Sarah Morgan

Healthcare Geek.
Professional Communicator.

Taste the Rainbow

So today Twitter is in an uproar because the www.skittles.com website has been redesigned.

Without getting too technical (mainly because I’d probably explain it incorrectly anyway) – it isn’t a standard website anymore. It’s a small but multi-functional pop-up widget laid over a variety of different social media conversations about Skittles on different sites (Twitter, Youtube, etc.)Ad Age has a great article about it.

It’s utter genius. What better way to get word of mouth than to show it? Peer pressure makes the world go round. You see what everyone else is saying about Skittles – makes you start thinking about the brand more, doesn’t it? It might even make you start wanting to talk about it yourself.

@lahne asked me if this would really increase sales. And that’s the age-old PR question. No, it doesn’t increase immediate sales the way a point-of-purchase display or a free sample does. But it makes the brand top-of-mind. How many of us have thought more about Skittles today than we have in years? And that is going to translate into long-term sales.

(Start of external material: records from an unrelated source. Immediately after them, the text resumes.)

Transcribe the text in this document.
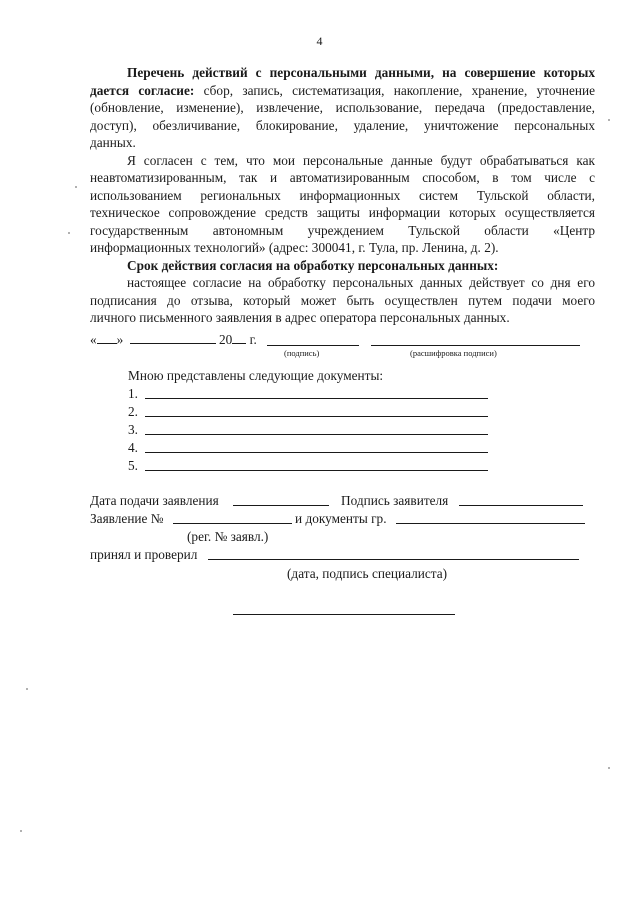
4
Перечень действий с персональными данными, на совершение которых
дается согласие: сбор, запись, систематизация, накопление, хранение, уточнение
(обновление, изменение), извлечение, использование, передача (предоставление,
доступ), обезличивание, блокирование, удаление, уничтожение персональных
данных.
Я согласен с тем, что мои персональные данные будут обрабатываться как
неавтоматизированным, так и автоматизированным способом, в том числе с
использованием региональных информационных систем Тульской области,
техническое сопровождение средств защиты информации которых осуществляется
государственным автономным учреждением Тульской области «Центр
информационных технологий» (адрес: 300041, г. Тула, пр. Ленина, д. 2).
Срок действия согласия на обработку персональных данных:
настоящее согласие на обработку персональных данных действует со дня его
подписания до отзыва, который может быть осуществлен путем подачи моего
личного письменного заявления в адрес оператора персональных данных.
« »	20 г.
(подпись)	(расшифровка подписи)
Мною представлены следующие документы:
1.
2.
3.
4.
5.
Дата подачи заявления	Подпись заявителя
Заявление №	и документы гр.
(рег. № заявл.)
принял и проверил
(дата, подпись специалиста)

As the CMO of Y&R said about a similar site design – it’s brilliant. “Not brilliant because it’s based on an amazing piece of technology, design, etc. Brilliant because they had the balls to do it.” And that much ballsier for a consumer product to do it.

Skittles gets that we don’t want branded brochureware anymore. It’s not how we think. Here it is in a nutshell: We don’t care what YOU say about your brand. We care what WE say about it.

Comments

Sarah Morgan

@JeffDM – Vapid, probably, but considering we’re talking about candy marketing, I never expected Shakespeare.

@Laura – I agree that it’s a gimmick, but I love that it’s a gimmick that they had to implement.

I hardly think asking my birthday is “fear-based and controlling” though. I imagine it’s just CYA because they can’t control the PG-ness of the social media content.

As for connecting with their demo, teens aren’t the main Twitter audience, but this doesn’t just port you to Twitter. It’s a variety of the main social sites – Wikipedia, Youtube – and teens are there in force.

You are right about one thing, though – as far as brand engagement goes. Skittles isn’t really conversing with this. However. They’re making it dead clear that they’re listening, and that’s the first step.

@Erin You raise an interesting point – I wonder whether they’re using any standard advertising or promotions tell people about this, or whether they’re relying strictly on the online conversation.

JeffDM

It all sounds pretty vapid to me. Another step towards idiocracy, no thanks.

Laura Bergells

It’s a gimmick. They gained 15 minutes of social media + main stream media publicity from this stunt.

Forcing people to give up personal information before they can view your content? That’s not social. That’s fear-based and controlling.

Stating that you’re doing it to better connect with your core demographic of teenagers? That also rings false: teenagers aren’t on Twitter.

Most of all: there is no brand engagement.

This kind of stuntsmanship is how traditional, centralized, controlling, old-world advertising conceives social media — “let’s grab a buzzword and roll with it. We’ll get kudos for acting like mavericks, while not truly doing anything risky. Instead of interacting with our real audience of teenagers, we’ll pretend to interact with their parents, and we’ll get media attention and buzz!”

Their 15 minutes should be up pretty soon, don’t you think?

Erin

It is kind of genius.

Especially launching this week. It’s enough time that it will get picked up by moms and grandmas before Easter basket buying begins.

It should translate to great sales. Especially if they couple it with some product placements in Target, etc.